|Teaching Conservation in Developing Nations (Peace Corps)|
|Appendix B: Nature Trails|
1. A nature trail is short (700m to 1.3 km). it should take from 30 minutes to one hour to walk. Visitors will be walking slowly, reading the interpretive materials at each stop.
2. A nature trail is constructed in the general shape of a loop; that is, it begins and ends at the same place, usually at the conservation center building. It should have a one-way direction which follows the interpretive plan.
3. A nature trail has signs or labels that explain something about features of the trail. Sometimes these labels have all the information written directly on them; sometimes the information is printed in a guide with numbers that correspond to numbered posts along the trail.
4. A nature trail is inviting.
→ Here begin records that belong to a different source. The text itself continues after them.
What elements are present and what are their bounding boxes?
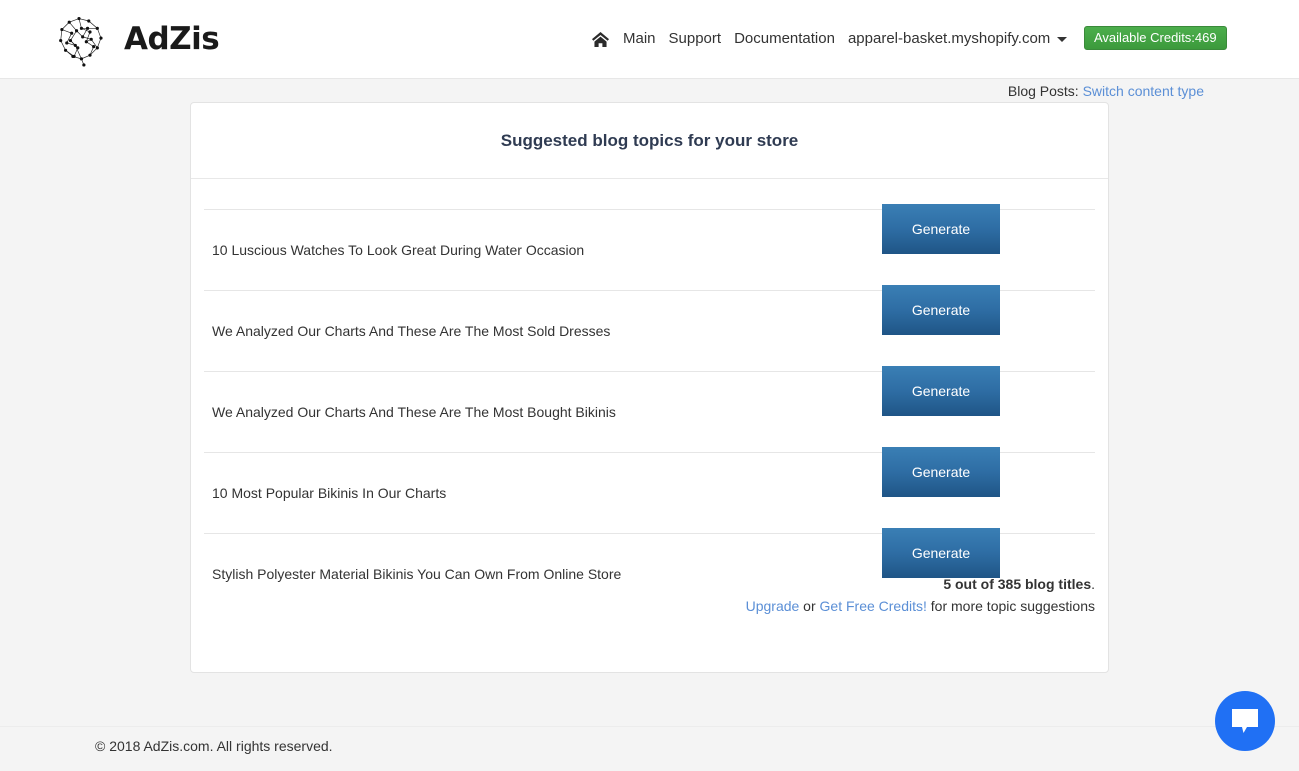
table-row: 10 Luscious Watches To Look Great During… [204,204,1095,290]
or-text: or [799,598,820,614]
table-row: 10 Most Popular Bikinis In Our Charts Ge… [204,447,1095,533]
brain-network-icon [59,16,103,67]
top-navbar: AdZis Main Support Documentation apparel… [0,0,1299,79]
nav-item-documentation[interactable]: Documentation [734,29,835,49]
get-free-credits-link[interactable]: Get Free Credits! [820,598,927,614]
title-count: 5 out of 385 blog titles [943,576,1092,592]
table-row: We Analyzed Our Charts And These Are The… [204,285,1095,371]
nav-item-support[interactable]: Support [669,29,722,49]
topic-list: 10 Luscious Watches To Look Great During… [191,179,1108,614]
generate-button[interactable]: Generate [882,447,1000,497]
content-type-label: Blog Posts: [1007,83,1079,99]
brand-name: AdZis [124,20,220,57]
generate-button[interactable]: Generate [882,528,1000,578]
copyright-text: © 2018 AdZis.com. All rights reserved. [95,738,333,754]
nav-item-main[interactable]: Main [623,29,656,49]
suggested-topics-card: Suggested blog topics for your store 10 … [190,102,1109,673]
content-type-bar: Blog Posts: Switch content type [0,80,1299,102]
store-dropdown[interactable]: apparel-basket.myshopify.com [847,29,1068,49]
store-dropdown-label: apparel-basket.myshopify.com [847,30,1051,47]
card-footer: 5 out of 385 blog titles. Upgrade or Get… [191,573,1108,617]
chat-bubble-icon [1232,709,1258,733]
home-icon[interactable] [591,31,610,48]
title-count-line: 5 out of 385 blog titles. [191,573,1095,595]
page-footer: © 2018 AdZis.com. All rights reserved. [0,726,1299,771]
nav-links: Main Support Documentation apparel-baske… [591,26,1068,52]
generate-button[interactable]: Generate [882,366,1000,416]
title-count-period: . [1091,576,1095,592]
brand-logo-link[interactable]: AdZis [48,8,220,70]
switch-content-type-link[interactable]: Switch content type [1083,83,1204,99]
chat-widget-button[interactable] [1215,691,1275,751]
topic-title: We Analyzed Our Charts And These Are The… [212,323,611,339]
topic-title: 10 Luscious Watches To Look Great During… [212,242,585,258]
upgrade-line: Upgrade or Get Free Credits! for more to… [191,595,1095,617]
topic-title: 10 Most Popular Bikinis In Our Charts [212,485,447,501]
generate-button[interactable]: Generate [882,285,1000,335]
caret-down-icon [1057,36,1068,42]
table-row: We Analyzed Our Charts And These Are The… [204,366,1095,452]
available-credits-button[interactable]: Available Credits:469 [1084,26,1227,50]
generate-button[interactable]: Generate [882,204,1000,254]
suggestion-text: for more topic suggestions [926,598,1095,614]
topic-title: We Analyzed Our Charts And These Are The… [212,404,616,420]
upgrade-link[interactable]: Upgrade [746,598,800,614]
card-title: Suggested blog topics for your store [500,131,799,150]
There must be a clear beginning with a wide section of smooth trail and a large identifying sign which points the way. It should be wide enough for two people to walk side-by-side, and dense vegetation should not form a wall at the sides of the trail. A rest stop is desirable.
5. A nature trail is easy to walk. There should not be any steep climbs, muddy places, rocks to climb over, or other obstacles. Visitors in street clothes should be able to walk the trail.
6. A nature trail is clean. A litter can with a sign ("Place Litter Here") should be placed at the entrance of the trail and at rest stops, and the trail should be kept free from litter.
7. A nature trail is well-maintained. Signs of wear must be corrected immediately to avoid major repairs later. Vegetation may have to be cut back from the trail regularly, and the trail should be inspected frequently for damage.